Consultant ses osselets, le cabaliste orque Thanatar restait perplexe. Sans grandes surprises, il pouvait y voir les signes d’une prochaine guerre, de la mort et ceux du sang. Mais un osselet s’opposait à toute clairvoyance. Craignant qu’une fausse interprétation ne provoque un accès de colère chez son maître, le terrible et courroucé Seigneur des Marais, il lança de nouveau les ossements afin d’en faciliter la lecture. Rien n’y changea, toujours cette saloperie d’osselet… Rageant et fracassant de son pied ses os blanchis, il finit de se calmer à la dernière lampée de son eau-de-vie. Jetant dédaigneusement les yeux sur les restes épars, Thanatar resta figé.

Parmi le fracas d’ossements se dessinait un visage, une forme…

Un corps inerte baignait dans l’eau froide de la rivière. Tout autour de lui, une mare de sang étalait ses rouges rayons, tel un astre qui s’éteint. Contemplant le ciel et respirant faiblement, l’homme préservait son souffle pour se remémorer cette vie qui le quittait. Ce soldat était au seuil de la mort et semblait demander au ciel de l’accueillir, là-haut. La douleur était silencieuse et le bruit du combat qui bouleversait l’air n’atteignait pas ses oreilles. Nul mouvement ne faisait tressaillir ses paupières. Plongé en lui-même, l’homme tentait, par un ultime effort pour survivre, de comprendre ce qui l’avait poussé à prendre les armes en ce jour funeste. Avant que tout ne s’éteigne. Avant que le vide en son corps n’atteigne son esprit…

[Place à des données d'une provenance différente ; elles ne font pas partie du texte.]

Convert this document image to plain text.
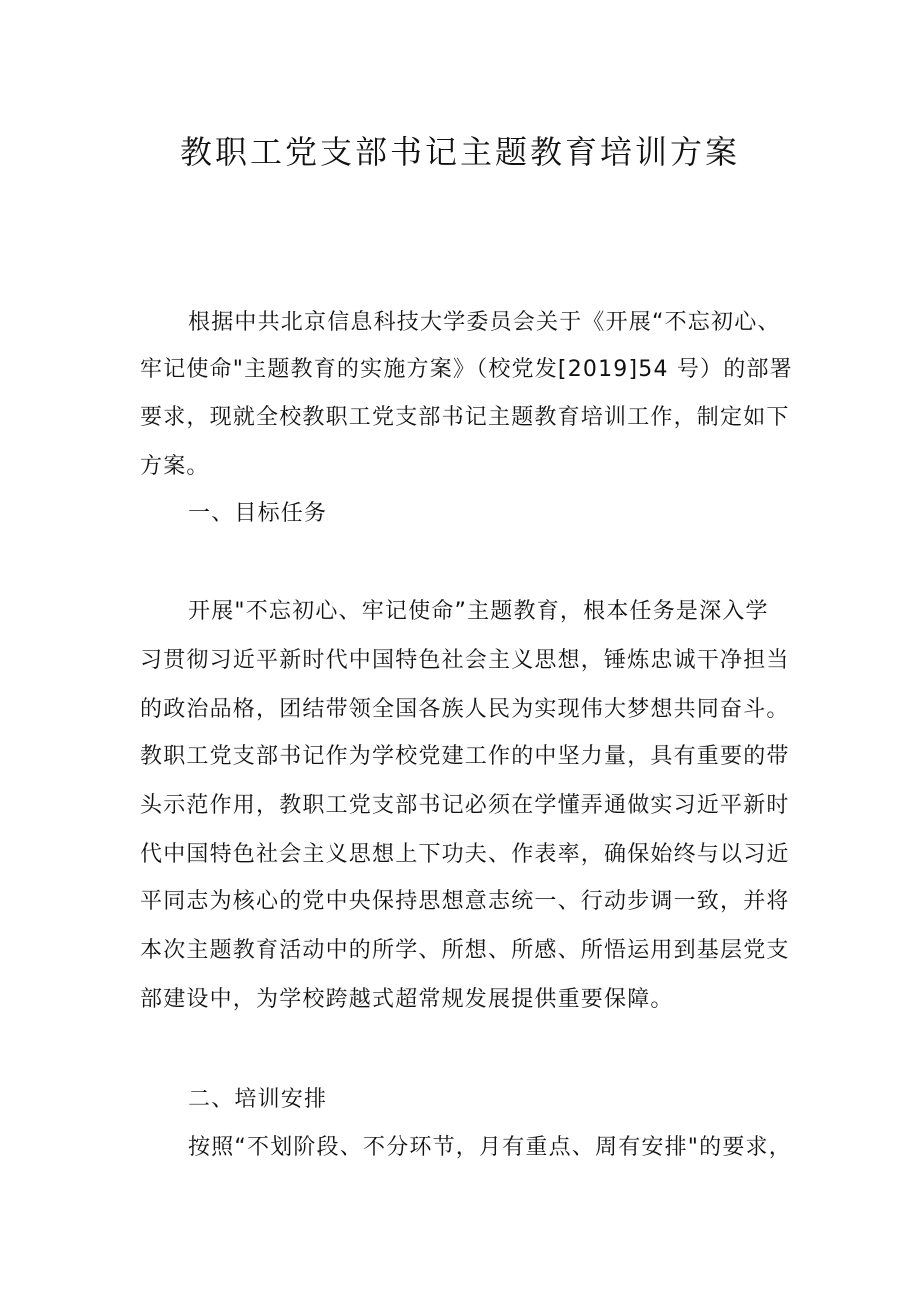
教职工党支部书记主题教育培训方案
根据中共北京信息科技大学委员会关于《开展“不忘初心、
牢记使命"主题教育的实施方案》（校党发[2019]54 号）的部署
要求，现就全校教职工党支部书记主题教育培训工作，制定如下
方案。
一、目标任务
开展"不忘初心、牢记使命”主题教育，根本任务是深入学
习贯彻习近平新时代中国特色社会主义思想，锤炼忠诚干净担当
的政治品格，团结带领全国各族人民为实现伟大梦想共同奋斗。
教职工党支部书记作为学校党建工作的中坚力量，具有重要的带
头示范作用，教职工党支部书记必须在学懂弄通做实习近平新时
代中国特色社会主义思想上下功夫、作表率，确保始终与以习近
平同志为核心的党中央保持思想意志统一、行动步调一致，并将
本次主题教育活动中的所学、所想、所感、所悟运用到基层党支
部建设中，为学校跨越式超常规发展提供重要保障。
二、培训安排
按照“不划阶段、不分环节，月有重点、周有安排"的要求，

Au sud du royaume d’Andore, la Nécromancienne Uskuada, avait remise aux mains des Orques une pierre lunaire, afin que soit érigé un enclave magique, imprenable sans que cette pierre ne soit enlevée. Se dressant au centre de l’enclave, sur une colline située derrière le camps Orque, s’élevait un totem aux formes grotesques et menaçantes. Véritable insulte au Roi Solar, ce totem devrait être investi par la pierre d’Andore afin d’éradiquer la menace d’invasion du peuple vert. Confiant la responsabilité de repousser l’ennemi au général Henryk, le Roi Solar lui concéderait une province en cas de victoire. Car advenant une défaite, que resterait-il du Royaume?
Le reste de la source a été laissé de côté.